Anilkumar Swamy, Vincent Leroy, Philippe Weinzaepfel, Jean-S ebastien Franco, Gr egory Rogez

Outline

This paper addresses hand-object 3D reconstruction, a growing topic in applications such as human-robot interaction and immersive AR/VR experiences. Conventional approaches for object-agnostic hand-object reconstruction from RGB sequences involve a two-stage pipeline: hand-object 3D tracking followed by multi-view 3D reconstruction. However, existing methods rely on keypoint detection techniques such as SfM and hand keypoint optimization, which struggle with diverse object geometries, weak textures, and mutual hand-object occlusion, limiting scalability and generalizability. As a key element for general, smooth, and non-intrusive applicability, this study proposes a robust, keypoint-detector-free approach for estimating hand-object 3D transformations from monocular motion videos/images. Furthermore, by integrating this approach with a multi-view reconstruction pipeline, we accurately recover hand-object 3D shape. Our method, named HOSt3R, is unconstrained and does not rely on pre-scanned object templates or internal camera parameters. It achieves state-of-the-art performance on the SHOWMe benchmark for object-agnostic hand-to-object 3D transformation and shape estimation.
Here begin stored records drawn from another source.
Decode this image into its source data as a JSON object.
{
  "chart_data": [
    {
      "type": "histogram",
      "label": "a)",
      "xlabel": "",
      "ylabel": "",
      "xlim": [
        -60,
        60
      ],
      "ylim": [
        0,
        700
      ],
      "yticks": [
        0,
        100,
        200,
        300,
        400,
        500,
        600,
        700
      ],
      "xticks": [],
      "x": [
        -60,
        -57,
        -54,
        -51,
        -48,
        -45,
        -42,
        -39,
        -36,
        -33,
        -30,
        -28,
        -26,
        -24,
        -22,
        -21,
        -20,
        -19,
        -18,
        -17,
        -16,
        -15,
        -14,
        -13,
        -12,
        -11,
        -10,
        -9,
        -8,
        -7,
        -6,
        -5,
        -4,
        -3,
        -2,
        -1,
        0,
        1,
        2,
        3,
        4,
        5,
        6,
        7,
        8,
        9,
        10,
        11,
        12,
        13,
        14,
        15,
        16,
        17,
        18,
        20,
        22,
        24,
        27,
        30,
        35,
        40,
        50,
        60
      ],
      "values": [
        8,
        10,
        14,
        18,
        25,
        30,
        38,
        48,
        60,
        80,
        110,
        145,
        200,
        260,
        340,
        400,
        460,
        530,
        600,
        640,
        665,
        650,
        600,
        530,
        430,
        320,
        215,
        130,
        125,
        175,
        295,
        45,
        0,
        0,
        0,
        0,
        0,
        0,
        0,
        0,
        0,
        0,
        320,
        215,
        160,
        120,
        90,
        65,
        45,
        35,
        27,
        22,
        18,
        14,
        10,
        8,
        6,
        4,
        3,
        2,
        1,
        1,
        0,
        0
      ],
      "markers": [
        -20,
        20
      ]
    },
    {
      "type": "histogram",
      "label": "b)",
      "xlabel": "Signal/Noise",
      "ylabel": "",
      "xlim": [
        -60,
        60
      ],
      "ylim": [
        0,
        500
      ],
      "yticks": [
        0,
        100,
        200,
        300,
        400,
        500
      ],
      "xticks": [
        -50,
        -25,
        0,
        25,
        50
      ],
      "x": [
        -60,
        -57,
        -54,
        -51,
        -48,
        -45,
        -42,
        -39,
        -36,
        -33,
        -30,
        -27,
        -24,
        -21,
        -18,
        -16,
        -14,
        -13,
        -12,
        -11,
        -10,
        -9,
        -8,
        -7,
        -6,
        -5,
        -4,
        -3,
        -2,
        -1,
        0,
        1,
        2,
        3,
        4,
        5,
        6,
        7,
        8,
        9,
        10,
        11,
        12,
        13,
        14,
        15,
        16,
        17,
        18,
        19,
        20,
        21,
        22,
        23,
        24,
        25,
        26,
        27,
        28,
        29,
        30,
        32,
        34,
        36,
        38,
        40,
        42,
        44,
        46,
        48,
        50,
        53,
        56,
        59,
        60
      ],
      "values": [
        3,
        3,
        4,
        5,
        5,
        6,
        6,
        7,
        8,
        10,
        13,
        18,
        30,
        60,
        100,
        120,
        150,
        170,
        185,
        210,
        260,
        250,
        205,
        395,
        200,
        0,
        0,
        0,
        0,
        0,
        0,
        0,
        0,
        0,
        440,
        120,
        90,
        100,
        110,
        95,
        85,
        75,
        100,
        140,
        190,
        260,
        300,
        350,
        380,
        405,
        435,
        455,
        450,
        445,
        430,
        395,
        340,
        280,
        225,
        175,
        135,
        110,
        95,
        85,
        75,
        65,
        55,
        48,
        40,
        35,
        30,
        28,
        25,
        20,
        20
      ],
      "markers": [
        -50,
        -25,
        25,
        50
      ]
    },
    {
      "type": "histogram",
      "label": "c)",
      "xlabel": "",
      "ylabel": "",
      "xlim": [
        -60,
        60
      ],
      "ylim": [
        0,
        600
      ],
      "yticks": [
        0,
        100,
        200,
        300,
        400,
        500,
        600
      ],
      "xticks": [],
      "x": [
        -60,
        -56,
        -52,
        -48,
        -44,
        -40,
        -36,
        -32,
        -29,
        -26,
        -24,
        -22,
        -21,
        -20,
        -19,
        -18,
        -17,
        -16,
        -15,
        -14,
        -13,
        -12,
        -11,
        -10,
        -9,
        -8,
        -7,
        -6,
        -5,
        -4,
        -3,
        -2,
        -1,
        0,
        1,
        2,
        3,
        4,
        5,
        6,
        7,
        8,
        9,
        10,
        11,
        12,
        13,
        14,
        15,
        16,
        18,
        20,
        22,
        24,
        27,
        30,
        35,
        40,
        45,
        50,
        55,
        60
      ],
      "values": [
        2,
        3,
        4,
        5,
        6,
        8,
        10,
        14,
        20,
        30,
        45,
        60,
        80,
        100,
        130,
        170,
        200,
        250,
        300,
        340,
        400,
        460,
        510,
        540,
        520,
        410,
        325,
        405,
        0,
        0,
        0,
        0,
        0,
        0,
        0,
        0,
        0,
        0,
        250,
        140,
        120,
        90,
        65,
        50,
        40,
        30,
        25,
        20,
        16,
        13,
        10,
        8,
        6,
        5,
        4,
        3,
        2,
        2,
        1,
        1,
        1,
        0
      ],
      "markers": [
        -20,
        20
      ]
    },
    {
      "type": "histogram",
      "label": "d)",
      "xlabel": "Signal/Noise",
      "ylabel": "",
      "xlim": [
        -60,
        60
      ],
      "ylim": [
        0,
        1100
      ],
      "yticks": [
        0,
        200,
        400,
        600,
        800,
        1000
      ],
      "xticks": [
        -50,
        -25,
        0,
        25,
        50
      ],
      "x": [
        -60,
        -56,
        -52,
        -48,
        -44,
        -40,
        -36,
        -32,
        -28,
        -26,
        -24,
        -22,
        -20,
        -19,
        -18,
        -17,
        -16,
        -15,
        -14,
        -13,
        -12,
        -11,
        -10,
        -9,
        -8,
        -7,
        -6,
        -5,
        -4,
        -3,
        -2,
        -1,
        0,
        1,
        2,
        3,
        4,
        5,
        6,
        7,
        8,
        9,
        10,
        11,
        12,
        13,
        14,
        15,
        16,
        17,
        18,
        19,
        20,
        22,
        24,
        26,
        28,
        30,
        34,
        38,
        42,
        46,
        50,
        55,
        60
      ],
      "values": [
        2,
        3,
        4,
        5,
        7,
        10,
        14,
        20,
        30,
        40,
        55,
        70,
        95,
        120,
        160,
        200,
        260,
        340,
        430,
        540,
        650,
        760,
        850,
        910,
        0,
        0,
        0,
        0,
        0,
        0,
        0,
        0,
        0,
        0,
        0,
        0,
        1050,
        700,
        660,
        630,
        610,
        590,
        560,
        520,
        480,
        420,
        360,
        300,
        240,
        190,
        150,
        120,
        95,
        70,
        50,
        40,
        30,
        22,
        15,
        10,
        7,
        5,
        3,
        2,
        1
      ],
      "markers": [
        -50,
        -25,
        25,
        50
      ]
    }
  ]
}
We also demonstrate generalization to unseen object categories by conducting experiments on sequences from the HO3D dataset.

Takeaways, Limitations

Takeaways:
A robust hand-object 3D reconstruction method that does not rely on keypoint detectors is presented.
Works without pre-scanned object templates or internal camera parameters
Achieving cutting-edge performance in the SHOWMe benchmark
Checking generalizability to categories of invisible objects
Limitations:
The paper does not explicitly address the specific Limitations. Further experiments and analysis are needed to identify the Limitations. For example, potential performance degradation due to specific lighting conditions or object complexity should be addressed through further research.